Труден доступ к его сердцу. Он суров, неразговорчив, неохотно обнаруживает свое чувство, глубоко запрятывает в душу тяжелую кручину. Ошибается тот, кто иначе думает; кто, побродив по базару в праздничный день, увидав две-три деревенские сходки, поговорив, хоть и за чаркой, с несколькими мужиками, думает знать всю их подноготную… Жалок такой наблюдатель! Нет, сердце его открывается не всякому и не вдруг.
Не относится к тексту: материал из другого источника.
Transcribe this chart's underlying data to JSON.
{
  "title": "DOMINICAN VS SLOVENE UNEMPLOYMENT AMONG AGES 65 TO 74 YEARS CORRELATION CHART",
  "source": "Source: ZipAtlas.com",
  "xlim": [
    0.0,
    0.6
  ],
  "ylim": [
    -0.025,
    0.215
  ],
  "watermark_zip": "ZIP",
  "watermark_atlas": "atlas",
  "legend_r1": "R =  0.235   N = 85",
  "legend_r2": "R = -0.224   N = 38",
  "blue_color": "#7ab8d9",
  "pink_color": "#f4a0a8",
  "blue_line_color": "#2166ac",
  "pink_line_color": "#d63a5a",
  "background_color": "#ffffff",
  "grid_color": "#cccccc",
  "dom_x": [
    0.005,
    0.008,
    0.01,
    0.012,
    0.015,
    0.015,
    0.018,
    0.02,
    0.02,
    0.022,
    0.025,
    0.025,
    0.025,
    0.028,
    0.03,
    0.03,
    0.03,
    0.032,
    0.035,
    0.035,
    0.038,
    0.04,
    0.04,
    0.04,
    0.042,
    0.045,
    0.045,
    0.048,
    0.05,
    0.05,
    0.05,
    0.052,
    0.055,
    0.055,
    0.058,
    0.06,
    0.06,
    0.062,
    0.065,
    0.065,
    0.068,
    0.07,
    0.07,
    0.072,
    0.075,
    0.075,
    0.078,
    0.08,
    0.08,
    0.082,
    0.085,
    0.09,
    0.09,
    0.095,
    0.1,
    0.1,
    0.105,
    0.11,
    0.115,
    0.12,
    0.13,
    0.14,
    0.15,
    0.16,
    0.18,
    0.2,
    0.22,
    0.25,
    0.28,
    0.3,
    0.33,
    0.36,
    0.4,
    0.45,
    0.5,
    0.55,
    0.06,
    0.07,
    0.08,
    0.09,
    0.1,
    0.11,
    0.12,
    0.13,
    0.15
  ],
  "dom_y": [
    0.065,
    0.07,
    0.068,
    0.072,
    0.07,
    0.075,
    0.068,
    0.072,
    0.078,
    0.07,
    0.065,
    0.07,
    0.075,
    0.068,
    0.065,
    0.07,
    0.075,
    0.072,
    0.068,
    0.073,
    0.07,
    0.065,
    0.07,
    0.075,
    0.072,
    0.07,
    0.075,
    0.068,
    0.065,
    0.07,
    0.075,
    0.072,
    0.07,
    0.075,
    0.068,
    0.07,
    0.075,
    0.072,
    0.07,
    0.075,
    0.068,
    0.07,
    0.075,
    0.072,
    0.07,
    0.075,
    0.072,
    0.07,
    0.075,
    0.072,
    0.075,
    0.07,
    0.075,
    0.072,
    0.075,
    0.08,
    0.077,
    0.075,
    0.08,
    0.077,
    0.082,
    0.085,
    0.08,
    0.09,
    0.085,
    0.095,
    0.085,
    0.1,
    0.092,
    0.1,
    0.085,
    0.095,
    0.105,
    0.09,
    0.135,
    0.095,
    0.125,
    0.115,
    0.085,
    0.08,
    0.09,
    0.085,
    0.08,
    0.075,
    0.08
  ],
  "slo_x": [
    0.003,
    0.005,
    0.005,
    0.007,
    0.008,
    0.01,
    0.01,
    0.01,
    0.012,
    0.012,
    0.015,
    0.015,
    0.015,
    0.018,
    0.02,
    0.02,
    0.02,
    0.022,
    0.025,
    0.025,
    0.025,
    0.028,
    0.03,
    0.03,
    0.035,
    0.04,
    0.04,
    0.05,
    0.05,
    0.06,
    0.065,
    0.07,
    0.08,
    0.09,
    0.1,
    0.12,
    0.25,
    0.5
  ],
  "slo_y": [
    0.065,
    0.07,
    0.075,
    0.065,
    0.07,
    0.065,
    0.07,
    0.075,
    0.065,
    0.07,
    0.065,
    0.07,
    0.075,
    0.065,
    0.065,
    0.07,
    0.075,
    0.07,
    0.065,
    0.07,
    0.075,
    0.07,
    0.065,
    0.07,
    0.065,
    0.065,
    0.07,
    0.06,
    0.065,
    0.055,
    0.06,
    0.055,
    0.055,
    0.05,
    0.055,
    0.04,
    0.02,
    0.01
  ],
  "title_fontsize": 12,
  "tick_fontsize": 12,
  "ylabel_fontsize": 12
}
Вот уж, кажется, ты довольно сблизился с ним: он волен с тобой в обращении, и за словом в карман не ходит; ты думаешь, говорит он тебе всю подноготную… Погоди, она у самого у него неясна, а ты не настолько расположил его к себе и расшевелил, чтоб она у него выяснилась, облеклась в слово… Ты сам скоро убедишься, что не поймал еще истины, когда заметишь, что через день он уже говорит не то, с полным равнодушием, которое так часто тебя обманывало, приводя к ложным и неотрадным выводам! Будешь говорить ты с ним еще раз, узнаешь больше, услышишь много опять нового, но и тут часто не то еще, чего ищешь… Будь прост и добр, а главное – будь искренен, спрячь подальше чувство собственного превосходства, умей отстранить все порывы неизбежной надменности, которая невольно пробивается в подобных отношениях, да еще не показывай, что ты стараешься под него подладиться, – и тогда только можешь ждать его искренности…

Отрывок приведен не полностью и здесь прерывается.